Türk Ticaret Kanunu’nun 279’uncu maddesinin 5’inci bendinde kuruculara idare meclisi azalarına ve diğer kimselere şirket kazancından sağlanacak hususi menfaatlerin ana sözleşmede yazılı olması gerektiği hükme bağlanmıştır. Bu hüküm karşısında, gerek personele gerekse şirket yönetim kurulu üyelerine kârdan pay verebilmek için bu konuda ana sözleşmede hüküm bulunması gerektiği sonucuna varılmıştır. Sermaye Piyasası Kanunu’na tabi şirketlerde dikkat edilmesi gereken husus personele kârdan pay dağıtılabilmesi için esas sözleşmede hüküm bulunmasının şart olmasıdır. (Sermaye Piyasası Kanunu madde 15)
SPK ayrıca, bu konuda bir tebliğ yayımlamıştır. (SPK, “Sermaye Piyasası Kanunu’na Tabi Olan Halka Açık Anonim Ortaklıkların Temettü ve Temettü Avansı Dağıtımında Uyacakları Esaslar Tebliği” Seri:IV, No: 27 (13 Kasım 2001 tarihli Resmi Gazete’de yayımlanmıştır).
Temettü ikramiyesi ile ilgili düzenlemenin temel özellikleri şu şekildedir;
– Temettü ikramiyesini sadece halka açık anonim ortaklıklar dağıtabilecektir.
– Temettü ikramiyesinin dağılabilmesi için öncelikle, ana sözleşmelerinde hüküm bulunması ve genel kurul kararıyla ilgili yılla sınırlı olmak üzere yönetim kuruluna yetki verilmesi gerekmektedir.
– Temettü ikramiyesi, halka açık anonim ortaklıkların, sermaye piyasası mevzuatına uygun olarak düzenlenmiş ve bağımsız sınırlı denetimden geçmiş, üçer aylık ara dönemler itibariyle hazırladıkları, mali tablolarında yer alan, kârları üzerinden dağıtılabilecektir.
– Dağıtılabilecek temettü ikramiyesinin, ara mali tablo kârlarından, kanunlara ve esas sözleşmeye göre ayırmak zorunda oldukları yedek akçeler ile vergi karşılıkları düşüldükten sonra kalan kısmın yarısını geçmemesi gerekmektedir.
– Her ara dönemde verilecek temettü ikramiyesi, bir önceki yıla ait bilanço kârının yarısını da aşmayacaktır.

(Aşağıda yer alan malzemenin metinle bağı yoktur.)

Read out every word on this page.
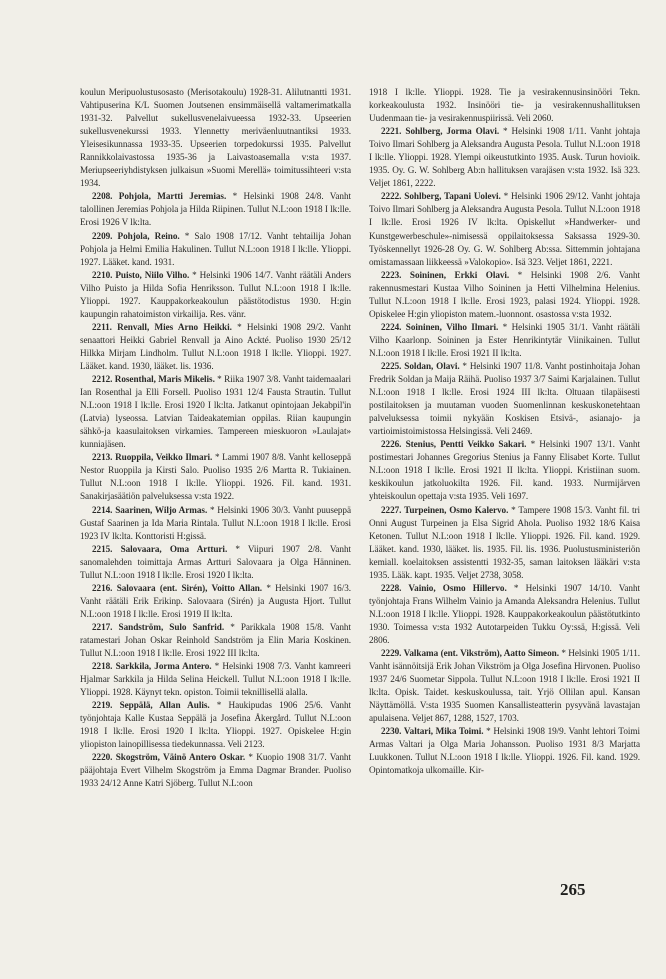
koulun Meripuolustusosasto (Merisotakoulu) 1928-31. Alilutnantti 1931. Vahtipuserina K/L Suomen Joutsenen ensimmäisellä valtamerimatkalla 1931-32. Palvellut sukellusvenelaivueessa 1932-33. Upseerien sukellusvenekurssi 1933. Ylennetty meriväenluutnantiksi 1933. Yleisesikunnassa 1933-35. Upseerien torpedokurssi 1935. Palvellut Rannikkolaivastossa 1935-36 ja Laivastoasemalla v:sta 1937. Meriupseeriyhdistyksen julkaisun »Suomi Merellä» toimitussihteeri v:sta 1934.

2208. Pohjola, Martti Jeremias. * Helsinki 1908 24/8. Vanht talollinen Jeremias Pohjola ja Hilda Riipinen. Tullut N.L:oon 1918 I lk:lle. Erosi 1926 V lk:lta.

2209. Pohjola, Reino. * Salo 1908 17/12. Vanht tehtailija Johan Pohjola ja Helmi Emilia Hakulinen. Tullut N.L:oon 1918 I lk:lle. Ylioppi. 1927. Lääket. kand. 1931.

2210. Puisto, Niilo Vilho. * Helsinki 1906 14/7. Vanht räätäli Anders Vilho Puisto ja Hilda Sofia Henriksson. Tullut N.L:oon 1918 I lk:lle. Ylioppi. 1927. Kauppakorkeakoulun päästötodistus 1930. H:gin kaupungin rahatoimiston virkailija. Res. vänr.

2211. Renvall, Mies Arno Heikki. * Helsinki 1908 29/2. Vanht senaattori Heikki Gabriel Renvall ja Aino Ackté. Puoliso 1930 25/12 Hilkka Mirjam Lindholm. Tullut N.L:oon 1918 I lk:lle. Ylioppi. 1927. Lääket. kand. 1930, lääket. lis. 1936.

2212. Rosenthal, Maris Mikelis. * Riika 1907 3/8. Vanht taidemaalari Ian Rosenthal ja Elli Forsell. Puoliso 1931 12/4 Fausta Strautin. Tullut N.L:oon 1918 I lk:lle. Erosi 1920 I lk:lta. Jatkanut opintojaan Jekabpil'in (Latvia) lyseossa. Latvian Taideakatemian oppilas. Riian kaupungin sähkö-ja kaasulaitoksen virkamies. Tampereen mieskuoron »Laulajat» kunniajäsen.

2213. Ruoppila, Veikko Ilmari. * Lammi 1907 8/8. Vanht kelloseppä Nestor Ruoppila ja Kirsti Salo. Puoliso 1935 2/6 Martta R. Tukiainen. Tullut N.L:oon 1918 I lk:lle. Ylioppi. 1926. Fil. kand. 1931. Sanakirjasäätiön palveluksessa v:sta 1922.

2214. Saarinen, Wiljo Armas. * Helsinki 1906 30/3. Vanht puuseppä Gustaf Saarinen ja Ida Maria Rintala. Tullut N.L:oon 1918 I lk:lle. Erosi 1923 IV lk:lta. Konttoristi H:gissä.

2215. Salovaara, Oma Artturi. * Viipuri 1907 2/8. Vanht sanomalehden toimittaja Armas Artturi Salovaara ja Olga Hänninen. Tullut N.L:oon 1918 I lk:lle. Erosi 1920 I lk:lta.

2216. Salovaara (ent. Sirén), Voitto Allan. * Helsinki 1907 16/3. Vanht räätäli Erik Erikinp. Salovaara (Sirén) ja Augusta Hjort. Tullut N.L:oon 1918 I lk:lle. Erosi 1919 II lk:lta.

2217. Sandström, Sulo Sanfrid. * Parikkala 1908 15/8. Vanht ratamestari Johan Oskar Reinhold Sandström ja Elin Maria Koskinen. Tullut N.L:oon 1918 I lk:lle. Erosi 1922 III lk:lta.

2218. Sarkkila, Jorma Antero. * Helsinki 1908 7/3. Vanht kamreeri Hjalmar Sarkkila ja Hilda Selina Heickell. Tullut N.L:oon 1918 I lk:lle. Ylioppi. 1928. Käynyt tekn. opiston. Toimii teknillisellä alalla.

2219. Seppälä, Allan Aulis. * Haukipudas 1906 25/6. Vanht työnjohtaja Kalle Kustaa Seppälä ja Josefina Åkergård. Tullut N.L:oon 1918 I lk:lle. Erosi 1920 I lk:lta. Ylioppi. 1927. Opiskelee H:gin yliopiston lainopillisessa tiedekunnassa. Veli 2123.

2220. Skogström, Väinö Antero Oskar. * Kuopio 1908 31/7. Vanht pääjohtaja Evert Vilhelm Skogström ja Emma Dagmar Brander. Puoliso 1933 24/12 Anne Katri Sjöberg. Tullut N.L:oon

1918 I lk:lle. Ylioppi. 1928. Tie ja vesirakennusinsinööri Tekn. korkeakoulusta 1932. Insinööri tie- ja vesirakennushallituksen Uudenmaan tie- ja vesirakennuspiirissä. Veli 2060.

2221. Sohlberg, Jorma Olavi. * Helsinki 1908 1/11. Vanht johtaja Toivo Ilmari Sohlberg ja Aleksandra Augusta Pesola. Tullut N.L:oon 1918 I lk:lle. Ylioppi. 1928. Ylempi oikeustutkinto 1935. Ausk. Turun hovioik. 1935. Oy. G. W. Sohlberg Ab:n hallituksen varajäsen v:sta 1932. Isä 323. Veljet 1861, 2222.

2222. Sohlberg, Tapani Uolevi. * Helsinki 1906 29/12. Vanht johtaja Toivo Ilmari Sohlberg ja Aleksandra Augusta Pesola. Tullut N.L:oon 1918 I lk:lle. Erosi 1926 IV lk:lta. Opiskellut »Handwerker- und Kunstgewerbeschule»-nimisessä oppilaitoksessa Saksassa 1929-30. Työskennellyt 1926-28 Oy. G. W. Sohlberg Ab:ssa. Sittemmin johtajana omistamassaan liikkeessä »Valokopio». Isä 323. Veljet 1861, 2221.

2223. Soininen, Erkki Olavi. * Helsinki 1908 2/6. Vanht rakennusmestari Kustaa Vilho Soininen ja Hetti Vilhelmina Helenius. Tullut N.L:oon 1918 I lk:lle. Erosi 1923, palasi 1924. Ylioppi. 1928. Opiskelee H:gin yliopiston matem.-luonnont. osastossa v:sta 1932.

2224. Soininen, Vilho Ilmari. * Helsinki 1905 31/1. Vanht räätäli Vilho Kaarlonp. Soininen ja Ester Henrikintytär Viinikainen. Tullut N.L:oon 1918 I lk:lle. Erosi 1921 II lk:lta.

2225. Soldan, Olavi. * Helsinki 1907 11/8. Vanht postinhoitaja Johan Fredrik Soldan ja Maija Räihä. Puoliso 1937 3/7 Saimi Karjalainen. Tullut N.L:oon 1918 I lk:lle. Erosi 1924 III lk:lta. Oltuaan tilapäisesti postilaitoksen ja muutaman vuoden Suomenlinnan keskuskonetehtaan palveluksessa toimii nykyään Koskisen Etsivä-, asianajo- ja vartioimistoimistossa Helsingissä. Veli 2469.

2226. Stenius, Pentti Veikko Sakari. * Helsinki 1907 13/1. Vanht postimestari Johannes Gregorius Stenius ja Fanny Elisabet Korte. Tullut N.L:oon 1918 I lk:lle. Erosi 1921 II lk:lta. Ylioppi. Kristiinan suom. keskikoulun jatkoluokilta 1926. Fil. kand. 1933. Nurmijärven yhteiskoulun opettaja v:sta 1935. Veli 1697.

2227. Turpeinen, Osmo Kalervo. * Tampere 1908 15/3. Vanht fil. tri Onni August Turpeinen ja Elsa Sigrid Ahola. Puoliso 1932 18/6 Kaisa Ketonen. Tullut N.L:oon 1918 I lk:lle. Ylioppi. 1926. Fil. kand. 1929. Lääket. kand. 1930, lääket. lis. 1935. Fil. lis. 1936. Puolustusministeriön kemiall. koelaitoksen assistentti 1932-35, saman laitoksen lääkäri v:sta 1935. Lääk. kapt. 1935. Veljet 2738, 3058.

2228. Vainio, Osmo Hillervo. * Helsinki 1907 14/10. Vanht työnjohtaja Frans Wilhelm Vainio ja Amanda Aleksandra Helenius. Tullut N.L:oon 1918 I lk:lle. Ylioppi. 1928. Kauppakorkeakoulun päästötutkinto 1930. Toimessa v:sta 1932 Autotarpeiden Tukku Oy:ssä, H:gissä. Veli 2806.

2229. Valkama (ent. Vikström), Aatto Simeon. * Helsinki 1905 1/11. Vanht isännöitsijä Erik Johan Vikström ja Olga Josefina Hirvonen. Puoliso 1937 24/6 Suometar Sippola. Tullut N.L:oon 1918 I lk:lle. Erosi 1921 II lk:lta. Opisk. Taidet. keskuskoulussa, tait. Yrjö Ollilan apul. Kansan Näyttämöllä. V:sta 1935 Suomen Kansallisteatterin pysyvänä lavastajan apulaisena. Veljet 867, 1288, 1527, 1703.

2230. Valtari, Mika Toimi. * Helsinki 1908 19/9. Vanht lehtori Toimi Armas Valtari ja Olga Maria Johansson. Puoliso 1931 8/3 Marjatta Luukkonen. Tullut N.L:oon 1918 I lk:lle. Ylioppi. 1926. Fil. kand. 1929. Opintomatkoja ulkomaille. Kir-

265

– Önceki dönemde ödenen temettü ikramiyesi mahsup edilmeden, ilave temettü ikramiyesi verilmesine ve temettü dağıtılmasına karar verilemez
– Dağıtılacak temettü ikramiyesi, ara dönem kârından kanunlara ve esas sözleşmeye göre ayrılması gereken yedek akçeler ile vergi, fon ve mali karşılıklar ve varsa geçmiş yıllar zararlarının tamamı düşüldükten sonra kalan kısmın tamamı düşüldükten sonra kalan kısmın yarısını geçemeyecektir. Ortaklıklar, temettü avansı dağıtımına ilişkin temettü ikramiyesi dağıtım tablosu düzenleyeceklerdir.
2361 sayılı yasayla yapılan değişiklikten önce Gelir Vergisi Kanununun 61/4. maddesi uyarınca ücret sayılan idare meclisi (yönetim kurulu) üyelerine verilen kâr payları ücret sayıldığından kurum kazancından düşülebiliyordu. Ancak 2361 sayılı yasa ile idare meclisi başkan ve üyelerine ödenen kâr payları menkul sermaye iradı sayılmış olup, (Gelir Vergisi Kanunu md. 75/3) söz konusu ödemelerin gider olarak değerlendirilmesi durumu ortadan kalkmıştır
Yukarıda yapılan açıklamalar doğrultusunda kurumlar vergisi beyannamesinin verileceği tarihe kadar nakden veya hesaben ödenen (idare meclisi başkan ve üyelerine ödenenler dışında) temettü ikramiyeleri kurumlar vergisi beyannamesi üzerinde diğer indirimler satırında kurum kazancından indirim konusu yapılabilmektedir.